Dans mon raisonnement, la ressource monétaire permet le financement de la construction d'une coordination optimisée des marchés des ressources à l'achat. Or, je fais l'hypothèse que les outils télé informatiques vont non seulement abaisser le coût d'une coordination optimisée des marchés des ressources à l'achat, mais vont la rendre plus performante que la ressource monétaire ! Je propose donc une étude attentive du "portail chinois Alibaba" mettant en relation acheteurs et vendeurs. Cf. fichier joint. 

Pour le dire autrement, la construction de la coordination optimisée des marchés des ressources à l'achat fait intervenir beaucoup d'acteurs. Tout d'abord, considérons que l'activité "transactionnelle" de ces acteurs a un coût élevé. Il ne s'agit pas simplement du coût des vendeurs des "ressources à l'achat" ni des acheteurs, ni des avocats qui valident les contrats.
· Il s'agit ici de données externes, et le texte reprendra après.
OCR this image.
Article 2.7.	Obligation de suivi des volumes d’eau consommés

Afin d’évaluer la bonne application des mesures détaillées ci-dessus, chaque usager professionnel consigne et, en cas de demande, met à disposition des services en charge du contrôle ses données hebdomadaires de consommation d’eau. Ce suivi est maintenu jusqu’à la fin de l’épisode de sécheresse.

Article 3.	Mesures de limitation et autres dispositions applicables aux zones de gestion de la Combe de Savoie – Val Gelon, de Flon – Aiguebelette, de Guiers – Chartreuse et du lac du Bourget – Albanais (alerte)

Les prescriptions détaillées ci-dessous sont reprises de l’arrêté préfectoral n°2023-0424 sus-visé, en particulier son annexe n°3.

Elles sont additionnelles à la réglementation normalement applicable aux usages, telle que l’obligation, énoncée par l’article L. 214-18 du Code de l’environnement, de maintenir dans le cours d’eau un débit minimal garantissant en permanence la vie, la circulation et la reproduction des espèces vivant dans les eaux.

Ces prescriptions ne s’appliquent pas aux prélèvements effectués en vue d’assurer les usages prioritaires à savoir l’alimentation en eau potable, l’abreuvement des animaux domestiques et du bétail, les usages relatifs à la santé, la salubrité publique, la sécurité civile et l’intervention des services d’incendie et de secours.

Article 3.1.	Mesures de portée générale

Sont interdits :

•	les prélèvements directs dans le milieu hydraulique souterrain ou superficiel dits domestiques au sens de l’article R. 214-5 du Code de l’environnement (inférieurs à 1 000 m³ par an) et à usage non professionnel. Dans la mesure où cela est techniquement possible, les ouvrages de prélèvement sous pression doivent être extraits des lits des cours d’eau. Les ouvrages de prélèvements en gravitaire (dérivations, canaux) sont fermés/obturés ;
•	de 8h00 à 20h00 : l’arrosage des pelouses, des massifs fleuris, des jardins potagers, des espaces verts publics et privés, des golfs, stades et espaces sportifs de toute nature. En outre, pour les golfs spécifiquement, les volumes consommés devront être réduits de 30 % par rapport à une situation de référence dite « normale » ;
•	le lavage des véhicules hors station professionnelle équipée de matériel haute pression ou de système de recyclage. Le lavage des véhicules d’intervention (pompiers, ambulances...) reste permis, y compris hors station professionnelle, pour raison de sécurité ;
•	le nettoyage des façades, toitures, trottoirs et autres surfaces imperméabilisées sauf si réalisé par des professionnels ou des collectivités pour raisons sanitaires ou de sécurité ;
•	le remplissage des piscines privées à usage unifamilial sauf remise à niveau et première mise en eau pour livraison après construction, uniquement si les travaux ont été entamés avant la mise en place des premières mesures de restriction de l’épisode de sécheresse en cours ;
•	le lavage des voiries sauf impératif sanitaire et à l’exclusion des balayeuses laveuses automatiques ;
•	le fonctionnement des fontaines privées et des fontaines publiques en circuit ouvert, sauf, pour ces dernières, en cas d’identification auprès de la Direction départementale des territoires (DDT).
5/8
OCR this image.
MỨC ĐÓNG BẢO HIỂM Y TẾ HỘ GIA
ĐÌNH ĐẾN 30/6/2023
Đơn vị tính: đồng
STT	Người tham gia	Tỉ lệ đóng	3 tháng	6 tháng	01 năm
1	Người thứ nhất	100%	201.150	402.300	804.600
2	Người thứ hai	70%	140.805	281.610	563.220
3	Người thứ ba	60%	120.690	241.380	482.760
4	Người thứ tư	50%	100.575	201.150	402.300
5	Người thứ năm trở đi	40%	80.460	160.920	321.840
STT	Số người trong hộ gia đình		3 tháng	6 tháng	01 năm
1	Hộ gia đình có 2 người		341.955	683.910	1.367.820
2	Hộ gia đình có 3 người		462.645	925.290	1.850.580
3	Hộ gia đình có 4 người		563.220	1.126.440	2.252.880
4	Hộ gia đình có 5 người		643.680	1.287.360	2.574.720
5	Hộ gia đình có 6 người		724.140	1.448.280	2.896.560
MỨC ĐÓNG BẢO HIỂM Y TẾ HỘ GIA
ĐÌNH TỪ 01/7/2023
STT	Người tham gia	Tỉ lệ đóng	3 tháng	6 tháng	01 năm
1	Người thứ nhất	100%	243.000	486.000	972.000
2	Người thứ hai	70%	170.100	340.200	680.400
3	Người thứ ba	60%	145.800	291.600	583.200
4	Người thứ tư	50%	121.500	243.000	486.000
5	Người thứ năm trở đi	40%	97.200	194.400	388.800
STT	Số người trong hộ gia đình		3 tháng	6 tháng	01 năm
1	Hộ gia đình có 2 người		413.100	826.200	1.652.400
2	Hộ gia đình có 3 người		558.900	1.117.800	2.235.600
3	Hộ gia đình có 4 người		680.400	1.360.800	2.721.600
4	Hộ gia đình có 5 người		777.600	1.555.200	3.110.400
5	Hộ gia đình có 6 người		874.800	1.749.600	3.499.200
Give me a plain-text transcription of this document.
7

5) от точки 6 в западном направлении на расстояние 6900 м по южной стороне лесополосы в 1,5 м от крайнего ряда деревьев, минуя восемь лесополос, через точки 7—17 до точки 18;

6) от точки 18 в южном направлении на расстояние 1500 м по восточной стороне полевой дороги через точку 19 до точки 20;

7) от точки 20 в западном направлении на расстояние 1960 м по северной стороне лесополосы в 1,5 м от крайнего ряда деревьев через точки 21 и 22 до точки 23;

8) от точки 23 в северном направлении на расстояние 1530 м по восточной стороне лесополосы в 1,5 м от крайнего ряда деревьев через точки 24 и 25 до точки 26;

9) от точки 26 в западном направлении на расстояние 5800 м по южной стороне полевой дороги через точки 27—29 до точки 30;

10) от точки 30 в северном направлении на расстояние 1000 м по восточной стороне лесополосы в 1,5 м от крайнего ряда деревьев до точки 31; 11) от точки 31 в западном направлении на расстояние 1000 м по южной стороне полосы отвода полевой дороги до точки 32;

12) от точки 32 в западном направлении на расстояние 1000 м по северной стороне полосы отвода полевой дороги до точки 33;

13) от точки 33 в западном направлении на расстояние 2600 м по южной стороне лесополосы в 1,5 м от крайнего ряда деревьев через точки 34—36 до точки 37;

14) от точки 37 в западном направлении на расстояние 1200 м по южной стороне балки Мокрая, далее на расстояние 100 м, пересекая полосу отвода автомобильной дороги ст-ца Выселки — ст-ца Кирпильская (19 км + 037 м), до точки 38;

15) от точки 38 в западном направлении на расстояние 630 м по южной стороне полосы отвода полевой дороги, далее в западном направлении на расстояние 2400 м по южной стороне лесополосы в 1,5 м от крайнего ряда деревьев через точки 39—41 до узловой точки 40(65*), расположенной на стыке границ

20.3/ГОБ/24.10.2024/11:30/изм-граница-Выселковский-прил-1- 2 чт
Il s'agit également des gestionnaires institutionnels des marchés à l'achat et de leurs outils (les bourses des matières premières, par ex..). Il s'agit également du coût de la gestion de la ressource monétaire par les banques. 

Par ailleurs, cette activité transactionnelle est très dépendante de comportements et de représentations qui relèvent de la psychologie des foules, où le mimétisme prime sur le raisonnement objectif. Là où la catastrophe survient, c'est lorsque les ordinateurs en réseau sont programmés pour reproduire, hors de tout contrôle responsable, ce mimétisme humain.






[1] Iconomie. n.f. : néologisme proposé par l’Institut Xerfi pour désigner l’économie tirant le meilleur pour la société et les personnes des technologies téléinformatiques.